Certainly, different disciplines count different things as proof.  One 
discipline may count something as proof while another dismisses it 
entirely.  But this doesn't show that the underlying concepts are 
different, that "proof" is ambiguous between them and the dispute is 
merely apparent rather than substantive.  When the mathematician and the 
jurist, for example, disagree about whether something is a proof they 
aren't simply confused in the way that a mathematician puzzled by the 
baker's use of "proof" in "proof box",  or a doctor's use of it in 
"proof against heart attacks".  Rather there is a core concept they 
largely agree on, and the dispute centers on whether this or that thing 
falls under the concept.  To be sure, there may be some conceptual 
disagreements at the borders of the concept also, e.g need a proof be 
understood in order to count as a proof, but these are indicative of 
different uses to which the concept may be put, not of different 
concepts altogether.  As an analogy, consider whether the archaeologist 
and the roofer have different concepts of hammer.  If a roofer asks for 
a hammer and the archaeologist presents a roughly worked oval stone, the 
roofer may insist that it's not a hammer while the archaeologist insists 
that it is.  I submit that in such a case the roofer and archaeologist 
share a common concept but differ in the use to which they put the 
concept.  The roofer is interested in hammers as a way of pounding nails 
to attach shingles, the archaeologist has other interests, so they 
differ in what they are willing to call a hammer.  The difference is 
primarily in the pragmatics of "hammer", not its semantics.  (This isn't 
quite right, but I hope it's close enough for explanatory purposes.)  

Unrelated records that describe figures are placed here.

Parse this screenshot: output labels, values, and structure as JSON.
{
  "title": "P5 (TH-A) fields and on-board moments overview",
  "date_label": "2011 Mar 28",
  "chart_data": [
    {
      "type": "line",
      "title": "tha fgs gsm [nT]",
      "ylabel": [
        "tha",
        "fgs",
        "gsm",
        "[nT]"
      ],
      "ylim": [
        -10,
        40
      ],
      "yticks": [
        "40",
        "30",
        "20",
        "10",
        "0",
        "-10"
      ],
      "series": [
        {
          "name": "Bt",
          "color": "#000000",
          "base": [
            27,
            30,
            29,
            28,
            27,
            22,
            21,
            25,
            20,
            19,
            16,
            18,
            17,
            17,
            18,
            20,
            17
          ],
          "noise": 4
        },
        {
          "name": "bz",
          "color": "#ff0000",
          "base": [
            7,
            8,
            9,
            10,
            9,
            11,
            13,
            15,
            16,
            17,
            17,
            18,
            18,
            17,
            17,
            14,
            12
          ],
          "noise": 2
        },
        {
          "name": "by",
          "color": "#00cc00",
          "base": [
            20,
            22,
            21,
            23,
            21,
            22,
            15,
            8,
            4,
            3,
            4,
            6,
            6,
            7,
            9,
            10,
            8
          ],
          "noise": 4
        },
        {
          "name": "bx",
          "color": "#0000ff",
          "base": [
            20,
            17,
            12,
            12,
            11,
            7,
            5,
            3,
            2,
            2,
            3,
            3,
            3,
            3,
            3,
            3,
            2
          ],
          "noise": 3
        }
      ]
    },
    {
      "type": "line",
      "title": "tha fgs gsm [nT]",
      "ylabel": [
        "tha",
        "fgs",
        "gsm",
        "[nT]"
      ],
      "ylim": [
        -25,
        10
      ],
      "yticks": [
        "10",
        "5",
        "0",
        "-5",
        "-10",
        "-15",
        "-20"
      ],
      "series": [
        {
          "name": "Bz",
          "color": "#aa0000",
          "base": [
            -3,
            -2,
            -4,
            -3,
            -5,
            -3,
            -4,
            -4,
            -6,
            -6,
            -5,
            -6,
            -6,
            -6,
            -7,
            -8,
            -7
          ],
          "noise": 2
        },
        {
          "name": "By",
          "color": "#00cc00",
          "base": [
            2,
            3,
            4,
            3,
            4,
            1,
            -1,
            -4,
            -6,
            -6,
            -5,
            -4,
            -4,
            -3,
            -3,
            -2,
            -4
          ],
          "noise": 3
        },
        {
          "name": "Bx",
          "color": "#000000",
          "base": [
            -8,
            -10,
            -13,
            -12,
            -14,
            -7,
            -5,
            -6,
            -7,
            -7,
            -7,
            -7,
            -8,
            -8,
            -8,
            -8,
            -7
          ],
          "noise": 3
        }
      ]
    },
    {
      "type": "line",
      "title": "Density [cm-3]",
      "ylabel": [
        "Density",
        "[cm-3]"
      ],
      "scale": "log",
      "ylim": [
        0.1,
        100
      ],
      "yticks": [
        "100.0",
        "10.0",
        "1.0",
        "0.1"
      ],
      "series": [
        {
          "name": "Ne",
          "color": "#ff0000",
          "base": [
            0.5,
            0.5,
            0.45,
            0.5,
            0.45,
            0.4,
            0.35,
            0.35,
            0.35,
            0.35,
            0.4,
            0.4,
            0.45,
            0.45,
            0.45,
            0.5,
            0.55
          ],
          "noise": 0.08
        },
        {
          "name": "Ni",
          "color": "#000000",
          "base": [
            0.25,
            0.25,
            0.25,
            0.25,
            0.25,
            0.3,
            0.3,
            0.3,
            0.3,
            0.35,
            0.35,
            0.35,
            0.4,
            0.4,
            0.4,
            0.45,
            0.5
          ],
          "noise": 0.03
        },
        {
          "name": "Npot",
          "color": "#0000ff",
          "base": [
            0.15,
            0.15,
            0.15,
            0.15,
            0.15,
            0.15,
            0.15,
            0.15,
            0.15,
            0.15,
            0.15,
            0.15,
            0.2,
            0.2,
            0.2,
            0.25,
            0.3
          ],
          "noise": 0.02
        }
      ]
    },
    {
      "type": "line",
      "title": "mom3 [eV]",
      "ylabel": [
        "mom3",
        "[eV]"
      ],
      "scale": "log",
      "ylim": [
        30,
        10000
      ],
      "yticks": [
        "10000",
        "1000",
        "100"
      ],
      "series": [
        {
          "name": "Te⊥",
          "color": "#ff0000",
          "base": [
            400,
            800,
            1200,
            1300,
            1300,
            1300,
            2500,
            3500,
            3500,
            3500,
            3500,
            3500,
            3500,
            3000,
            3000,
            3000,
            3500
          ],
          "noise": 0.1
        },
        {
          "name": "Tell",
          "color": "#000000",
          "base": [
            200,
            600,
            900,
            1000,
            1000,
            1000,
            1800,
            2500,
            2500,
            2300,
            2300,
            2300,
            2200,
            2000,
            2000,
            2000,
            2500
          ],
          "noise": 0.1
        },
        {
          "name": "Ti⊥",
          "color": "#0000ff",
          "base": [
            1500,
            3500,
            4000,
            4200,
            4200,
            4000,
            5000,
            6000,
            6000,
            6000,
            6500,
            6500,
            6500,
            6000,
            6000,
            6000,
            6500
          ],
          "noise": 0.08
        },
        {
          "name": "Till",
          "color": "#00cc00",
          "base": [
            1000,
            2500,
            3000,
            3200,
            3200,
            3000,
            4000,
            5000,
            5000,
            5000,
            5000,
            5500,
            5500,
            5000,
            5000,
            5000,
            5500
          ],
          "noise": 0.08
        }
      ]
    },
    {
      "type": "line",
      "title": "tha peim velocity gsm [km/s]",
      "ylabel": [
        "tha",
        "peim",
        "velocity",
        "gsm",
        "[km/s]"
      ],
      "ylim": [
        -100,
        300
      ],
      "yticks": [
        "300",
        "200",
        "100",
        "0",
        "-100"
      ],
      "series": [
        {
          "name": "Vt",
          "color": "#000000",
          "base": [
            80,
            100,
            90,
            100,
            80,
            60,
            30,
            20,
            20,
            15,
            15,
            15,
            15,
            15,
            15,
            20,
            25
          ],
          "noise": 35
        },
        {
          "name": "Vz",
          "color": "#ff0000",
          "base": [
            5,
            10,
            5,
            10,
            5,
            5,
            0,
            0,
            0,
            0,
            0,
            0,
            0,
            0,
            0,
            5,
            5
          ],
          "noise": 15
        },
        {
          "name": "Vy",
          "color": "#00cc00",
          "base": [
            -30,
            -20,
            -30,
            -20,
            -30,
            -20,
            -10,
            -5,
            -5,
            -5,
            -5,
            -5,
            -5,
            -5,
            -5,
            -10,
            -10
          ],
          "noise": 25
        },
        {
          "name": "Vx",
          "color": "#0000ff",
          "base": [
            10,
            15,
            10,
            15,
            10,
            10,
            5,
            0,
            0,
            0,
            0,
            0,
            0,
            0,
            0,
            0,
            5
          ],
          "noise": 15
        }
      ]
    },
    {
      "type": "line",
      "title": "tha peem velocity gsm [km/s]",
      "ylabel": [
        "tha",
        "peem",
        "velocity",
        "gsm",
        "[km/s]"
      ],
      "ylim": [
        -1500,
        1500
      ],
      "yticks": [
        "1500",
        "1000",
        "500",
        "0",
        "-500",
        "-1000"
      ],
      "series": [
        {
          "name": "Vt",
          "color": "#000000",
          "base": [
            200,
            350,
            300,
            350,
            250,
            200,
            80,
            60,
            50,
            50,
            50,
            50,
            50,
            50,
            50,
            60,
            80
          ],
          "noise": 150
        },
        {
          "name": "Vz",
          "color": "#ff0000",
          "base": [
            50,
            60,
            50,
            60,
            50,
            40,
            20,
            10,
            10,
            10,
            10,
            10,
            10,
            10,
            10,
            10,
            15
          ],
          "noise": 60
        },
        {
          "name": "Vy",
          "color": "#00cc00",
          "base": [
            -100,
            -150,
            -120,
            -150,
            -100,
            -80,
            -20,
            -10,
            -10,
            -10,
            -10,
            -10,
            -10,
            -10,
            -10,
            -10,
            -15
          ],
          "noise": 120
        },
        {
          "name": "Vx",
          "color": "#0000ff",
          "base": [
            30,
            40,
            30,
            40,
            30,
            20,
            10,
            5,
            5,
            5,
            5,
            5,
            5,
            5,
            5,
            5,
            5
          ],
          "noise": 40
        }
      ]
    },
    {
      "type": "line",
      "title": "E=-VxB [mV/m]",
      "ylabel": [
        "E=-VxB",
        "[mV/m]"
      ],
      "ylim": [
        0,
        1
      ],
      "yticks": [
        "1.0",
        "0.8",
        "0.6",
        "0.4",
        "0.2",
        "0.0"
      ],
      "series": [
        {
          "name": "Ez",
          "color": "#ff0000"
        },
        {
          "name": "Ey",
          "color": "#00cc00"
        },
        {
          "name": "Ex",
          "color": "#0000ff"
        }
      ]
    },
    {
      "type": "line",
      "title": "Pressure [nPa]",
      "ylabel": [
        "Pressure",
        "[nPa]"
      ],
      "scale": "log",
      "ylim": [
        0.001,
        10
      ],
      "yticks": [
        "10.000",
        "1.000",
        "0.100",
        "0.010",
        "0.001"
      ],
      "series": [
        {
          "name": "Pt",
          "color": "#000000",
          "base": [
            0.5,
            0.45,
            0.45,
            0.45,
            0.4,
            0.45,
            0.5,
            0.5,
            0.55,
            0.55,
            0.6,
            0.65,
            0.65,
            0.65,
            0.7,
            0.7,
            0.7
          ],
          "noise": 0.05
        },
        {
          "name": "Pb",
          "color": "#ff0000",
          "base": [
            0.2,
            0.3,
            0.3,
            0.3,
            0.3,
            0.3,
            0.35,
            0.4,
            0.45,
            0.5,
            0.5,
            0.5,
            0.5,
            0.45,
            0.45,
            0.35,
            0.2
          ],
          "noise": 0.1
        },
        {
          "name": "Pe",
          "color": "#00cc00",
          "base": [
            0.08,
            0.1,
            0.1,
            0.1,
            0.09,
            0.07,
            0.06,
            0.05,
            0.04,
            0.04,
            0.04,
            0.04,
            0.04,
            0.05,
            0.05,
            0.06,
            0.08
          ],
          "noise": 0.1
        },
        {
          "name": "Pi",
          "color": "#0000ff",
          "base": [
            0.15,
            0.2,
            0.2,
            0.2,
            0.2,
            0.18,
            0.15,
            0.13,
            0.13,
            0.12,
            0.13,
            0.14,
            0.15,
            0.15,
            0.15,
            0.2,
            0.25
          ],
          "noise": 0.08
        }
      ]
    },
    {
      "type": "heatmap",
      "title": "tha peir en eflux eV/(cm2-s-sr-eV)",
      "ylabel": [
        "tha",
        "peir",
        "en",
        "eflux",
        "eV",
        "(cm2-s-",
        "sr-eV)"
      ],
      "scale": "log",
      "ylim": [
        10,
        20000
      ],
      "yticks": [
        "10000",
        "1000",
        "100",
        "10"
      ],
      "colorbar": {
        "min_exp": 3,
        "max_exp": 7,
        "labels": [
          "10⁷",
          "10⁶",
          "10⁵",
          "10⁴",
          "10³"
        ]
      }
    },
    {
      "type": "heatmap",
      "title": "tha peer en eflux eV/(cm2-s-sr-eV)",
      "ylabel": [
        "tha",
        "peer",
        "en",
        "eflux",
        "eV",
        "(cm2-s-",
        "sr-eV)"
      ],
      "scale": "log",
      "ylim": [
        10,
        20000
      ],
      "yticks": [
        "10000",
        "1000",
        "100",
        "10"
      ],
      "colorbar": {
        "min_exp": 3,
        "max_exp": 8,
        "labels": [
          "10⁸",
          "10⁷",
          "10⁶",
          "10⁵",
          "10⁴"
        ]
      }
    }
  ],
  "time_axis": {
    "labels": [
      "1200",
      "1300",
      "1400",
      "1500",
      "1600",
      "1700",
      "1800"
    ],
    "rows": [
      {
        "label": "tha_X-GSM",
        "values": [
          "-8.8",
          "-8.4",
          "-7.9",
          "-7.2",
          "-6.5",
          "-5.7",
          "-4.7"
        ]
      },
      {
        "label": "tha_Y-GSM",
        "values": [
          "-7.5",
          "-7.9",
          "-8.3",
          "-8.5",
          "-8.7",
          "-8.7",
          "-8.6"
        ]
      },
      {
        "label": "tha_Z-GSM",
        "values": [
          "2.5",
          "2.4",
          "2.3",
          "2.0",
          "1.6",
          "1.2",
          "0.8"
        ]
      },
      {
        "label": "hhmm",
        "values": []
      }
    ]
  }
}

Similarly, the mathematician and the jurist may use "proof" under 
somewhat different circumstances because they have different goals even 
while sharing a core core concept.

I think Vaughan's original post was addressing this core notion of 
"proof".  The mathematician and the jurist are both broadly interested 
in whether certain propositions may be accepted or affirmed 
non-provisionally.  A proof, in both cases, is something that licenses 
the affirmation of the proposition.  Put more closely to Vaughan's 
formulation, it is something that provides sufficient basis for 
accepting the proposition.  Evidence and argument provide a basis, but 
you only have a proof when that basis is sufficient.  Standards of 
sufficiency vary across uses, but that is not to say that the concept of 
proof differs.

As a slight tangent, there's an interesting question about whether 
"argument" has a common meaning in logical and rhetorical disciplines.  
My take on "proof" above is somewhat similar to Joe Wenzel's position 
regarding "argument" in "Perspectives on Argument", roughly that the 
difference is one of perspective rather than denotation.